Sometimes this happens in a less surprising way. Sometimes you know that you have implemented an algorithm that will pass all remaining tests, but you write those tests anyway because they are part of the specification

The point is that test code and production code do not grow at the same rate. Indeed, as the application increases in complexity, the test code grows at a rate that is faster than the production code. Sometimes the production code actually shrinks as the test code grows because the programmers moved a load of functionality out of the code and into the data.

Consider FitNesse. A year ago there were 45,000 lines of code, of which 15,000 were tests, so 33% of the total were tests.

Now Fitnesse is 58,000 lines of code of which 26,000 are tests. We added 13,000 lines of code overall, but 8,000 (61%), are tests! The tests have grown to over 44% of the total.


  1. Avatar
    Mark Nijhof about 21 hours later:

    I like to see something about the maintainability of your tests suite. When doing functional changes to the code what is a good way to change the tests? I thought of two approaches (also blogged about it here:

    First approach would be to make the changes to the code and adjust the tests afterward, but then you are not doing TDD anymore. This might be ok for small functional changes but for larger ones I would like to follow the second approach

    Create new tests to cover your changed functionality/behavior doing TDD and keep going until you feel that you have implemented it correctly with the correct tests. While doing this ignore any broken tests and if a test doesn’t compile then commented the body of it out and add Then when you are done you should have x number of failing tests which after proper investigation you could delete.

    Now second thing is how you group your tests together, the clasic (as I understand it) way in TDD is that you group them by class that they test, and while this is fine for smaller systems I feel you run into test maintains issues rather quickly. After Jeremy Miller did a presentation at NDC we talked about this and he groups the tests by functionality/behavior (more like BDD) and in this I could see great benefit. Doing this will I believe help making functional changes to your code and tests. What is your opinion on this?

    Btw I have your book (clean code) in front of me to start reading it, so if the answer is in there that would suffice as an reply as well :)

  2. Avatar
    Esko Luontola 1 day later:

    When changing the behaviour in a big way, I would write completely new classes and then when they are complete enough to replace the old classes, I would change the system to begin using the new classes. This is what Kent Beck calls Parallel Strategy in starting around 37min (great presentation, btw).
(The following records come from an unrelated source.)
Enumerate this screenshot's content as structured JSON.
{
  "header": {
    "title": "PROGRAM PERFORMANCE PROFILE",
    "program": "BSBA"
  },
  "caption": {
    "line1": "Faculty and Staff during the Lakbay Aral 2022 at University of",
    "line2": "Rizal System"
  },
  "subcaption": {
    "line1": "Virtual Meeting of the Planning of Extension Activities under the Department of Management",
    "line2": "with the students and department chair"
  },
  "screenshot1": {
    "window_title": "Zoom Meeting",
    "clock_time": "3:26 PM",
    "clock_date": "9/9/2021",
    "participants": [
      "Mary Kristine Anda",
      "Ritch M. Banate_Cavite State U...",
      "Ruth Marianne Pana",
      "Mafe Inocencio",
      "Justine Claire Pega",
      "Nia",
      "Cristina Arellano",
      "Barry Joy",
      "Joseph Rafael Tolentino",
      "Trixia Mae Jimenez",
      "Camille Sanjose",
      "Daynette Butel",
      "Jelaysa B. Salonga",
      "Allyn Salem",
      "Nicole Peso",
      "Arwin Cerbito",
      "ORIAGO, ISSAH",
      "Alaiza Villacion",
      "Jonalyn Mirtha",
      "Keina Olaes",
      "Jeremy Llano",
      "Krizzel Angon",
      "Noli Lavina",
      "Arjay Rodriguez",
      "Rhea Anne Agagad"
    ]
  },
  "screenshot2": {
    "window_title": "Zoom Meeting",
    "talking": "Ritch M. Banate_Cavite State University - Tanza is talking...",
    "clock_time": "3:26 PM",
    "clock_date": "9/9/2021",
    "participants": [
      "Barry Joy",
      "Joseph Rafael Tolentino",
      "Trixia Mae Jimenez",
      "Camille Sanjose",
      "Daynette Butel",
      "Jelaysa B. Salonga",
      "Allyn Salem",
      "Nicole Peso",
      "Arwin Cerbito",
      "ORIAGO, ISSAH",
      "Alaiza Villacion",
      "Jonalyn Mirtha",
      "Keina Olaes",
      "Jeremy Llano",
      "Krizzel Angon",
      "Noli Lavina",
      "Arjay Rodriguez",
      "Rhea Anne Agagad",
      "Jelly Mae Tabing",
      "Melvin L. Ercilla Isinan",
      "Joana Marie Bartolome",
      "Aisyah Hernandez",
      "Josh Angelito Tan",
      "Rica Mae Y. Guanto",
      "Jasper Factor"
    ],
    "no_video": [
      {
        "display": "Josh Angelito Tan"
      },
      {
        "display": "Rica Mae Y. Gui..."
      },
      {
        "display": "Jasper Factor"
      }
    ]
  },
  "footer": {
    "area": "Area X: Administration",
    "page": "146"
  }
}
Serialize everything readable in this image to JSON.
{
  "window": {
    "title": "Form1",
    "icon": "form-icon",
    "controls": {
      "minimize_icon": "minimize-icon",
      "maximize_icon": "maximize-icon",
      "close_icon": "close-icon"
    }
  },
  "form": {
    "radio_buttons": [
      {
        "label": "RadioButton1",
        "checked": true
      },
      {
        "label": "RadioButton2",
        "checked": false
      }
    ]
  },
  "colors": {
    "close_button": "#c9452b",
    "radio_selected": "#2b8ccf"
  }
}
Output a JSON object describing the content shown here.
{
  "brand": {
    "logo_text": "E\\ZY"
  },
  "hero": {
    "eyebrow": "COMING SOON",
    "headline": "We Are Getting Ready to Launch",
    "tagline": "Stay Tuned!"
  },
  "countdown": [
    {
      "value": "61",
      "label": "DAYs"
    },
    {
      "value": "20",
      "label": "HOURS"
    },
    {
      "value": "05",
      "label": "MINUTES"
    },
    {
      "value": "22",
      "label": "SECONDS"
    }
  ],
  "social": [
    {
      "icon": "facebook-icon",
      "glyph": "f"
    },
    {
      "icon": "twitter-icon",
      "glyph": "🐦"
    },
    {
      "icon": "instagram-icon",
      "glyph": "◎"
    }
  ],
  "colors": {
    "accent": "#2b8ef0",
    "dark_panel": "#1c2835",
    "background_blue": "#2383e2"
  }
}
    After doing the change, I would delete all the old code and tests that were replaced. When TDD’ing the new code, I would probably have a look at the old tests, to make sure that I cover all the wanted behaviour and corner cases.

    The way that I like to group and organize tests is closer to BDD. I would not write tests like Uncle Bob in his Bowling Game Kata – that style might be called “tests as examples”. Instead I would write “tests as specification”.

    In case of the bowling game, the test names would be such that you could print them in a book under the title “rules of scoring in bowling”. Similar to page 2 (“Scoring Bowling”) of Uncle Bob’s Bowling Game Kata presentation. I haven’t yet tried writing a Bowling Game Kata with my style (maybe I should try it), but you can see my style in the case of a Tetris game here:

    The reason why I use this style, is that when the requirements have changed and some tests fail, then I can read the name of the test and know that whythat test was written – what is the behaviour specified by that test. Then it’s easy to evaluate whether that test is still needed and its code just has to fixed, or whether the test is outdated and should be removed. It also helps when writing new code, that have all corner cases and combinations been covered by the tests.